Thinking of sending Charity Christmas Cards this year?

Most Charity Christmas Cards make very little money for the charities they support. 

Consider downloading Moxafrica's e-cards instead and then donate effectively this Christmas!

You can download our e-cards for free. We'd just like you and your loved ones to donate a little something in return.

Here's how it works:
    • View and download one or more of our festive e-cards here for free
    • Send us a little something here to say thank you.
    • Send them to your friends and wish them all a Merry Christmas, each one in your own words.
The cards will also let your friends know about Moxafrica's work so that, if they like the card and the idea, they can support us too.

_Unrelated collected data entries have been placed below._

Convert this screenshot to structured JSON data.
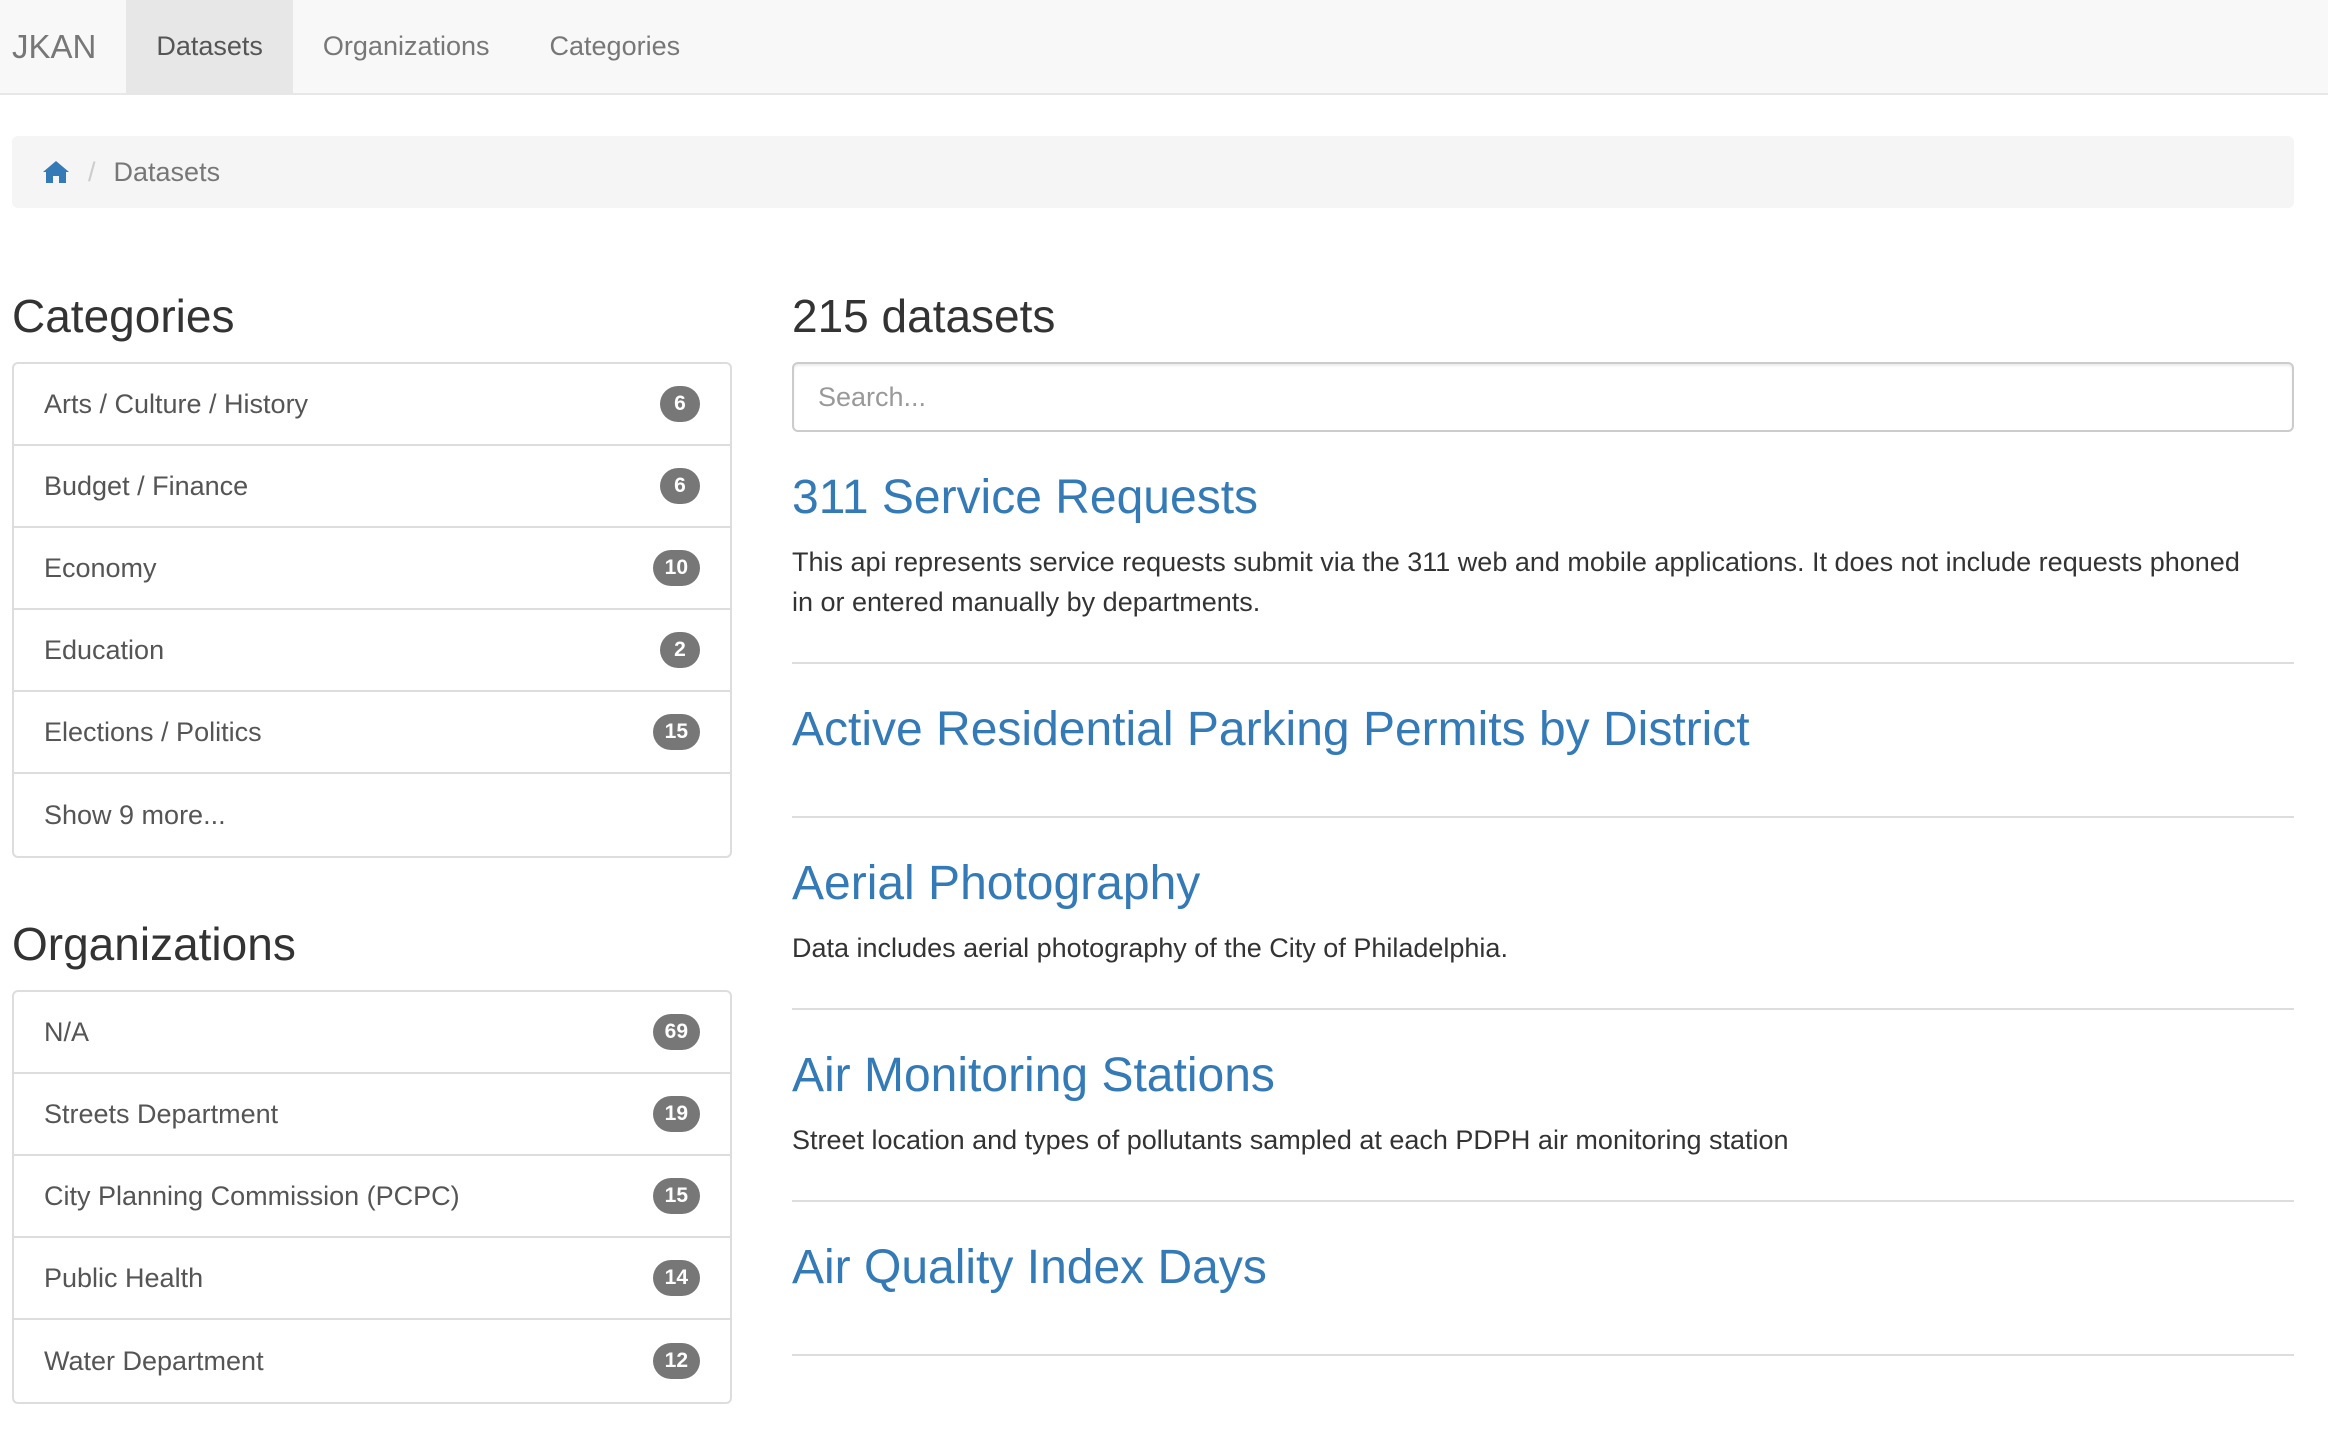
{
  "navbar": {
    "brand": "JKAN",
    "items": [
      {
        "label": "Datasets",
        "active": true
      },
      {
        "label": "Organizations",
        "active": false
      },
      {
        "label": "Categories",
        "active": false
      }
    ]
  },
  "breadcrumb": {
    "home_icon": "home-icon",
    "current": "Datasets"
  },
  "sidebar": {
    "categories": {
      "title": "Categories",
      "items": [
        {
          "label": "Arts / Culture / History",
          "count": "6"
        },
        {
          "label": "Budget / Finance",
          "count": "6"
        },
        {
          "label": "Economy",
          "count": "10"
        },
        {
          "label": "Education",
          "count": "2"
        },
        {
          "label": "Elections / Politics",
          "count": "15"
        }
      ],
      "show_more": "Show 9 more..."
    },
    "organizations": {
      "title": "Organizations",
      "items": [
        {
          "label": "N/A",
          "count": "69"
        },
        {
          "label": "Streets Department",
          "count": "19"
        },
        {
          "label": "City Planning Commission (PCPC)",
          "count": "15"
        },
        {
          "label": "Public Health",
          "count": "14"
        },
        {
          "label": "Water Department",
          "count": "12"
        }
      ]
    }
  },
  "main": {
    "count_title": "215 datasets",
    "search_placeholder": "Search...",
    "datasets": [
      {
        "title": "311 Service Requests",
        "description": "This api represents service requests submit via the 311 web and mobile applications. It does not include requests phoned in or entered manually by departments."
      },
      {
        "title": "Active Residential Parking Permits by District",
        "description": ""
      },
      {
        "title": "Aerial Photography",
        "description": "Data includes aerial photography of the City of Philadelphia."
      },
      {
        "title": "Air Monitoring Stations",
        "description": "Street location and types of pollutants sampled at each PDPH air monitoring station"
      },
      {
        "title": "Air Quality Index Days",
        "description": ""
      }
    ]
  },
  "colors": {
    "link": "#337ab7",
    "badge": "#777777",
    "navbar_bg": "#f8f8f8",
    "breadcrumb_bg": "#f5f5f5"
  }
}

Not convinced? Here are a few figures to help convince you....
    • If you buy 50 charity cards for £15 from Marks and Spencer, £7.50 typically goes to M&S, around £5 to the manufacturers, and only £2.50 to the charity. Add on the £25 you'll spend on second class stamps and that's a £40 outlay of which only £2.50 goes to charity!
    • If you sent our e-cards instead and donated that £40 with Giftaid, Moxafrica* would receive £50 to spend helping tuberculosis sufferers in Africa. That's 125% of your money put to good use through Moxafrica e-cards rather than just 6% with normal Charity Cards.
    • Moxafrica e-cards must create less carbon dioxide, of course, so are better for the environment than Charity Cards, and they are also guaranteed to be 100% badger-friendly!
* You don't, of course, HAVE to donate to Moxafrica -
you're free to donate to any charity of your choice.
But if you've decided to use our e-cards, we hope that at least some of your intelligent generosity will come the way of this charity...that £50 will significantly help fund our research team in Uganda who are midway through establishing whether moxa can help the millions of tuberculosis sufferers across Africa.
That's some smart Christmas present for around 640 million Africans currently latently infected with TB - who are all at such terrifying threat from drug-resistant disease.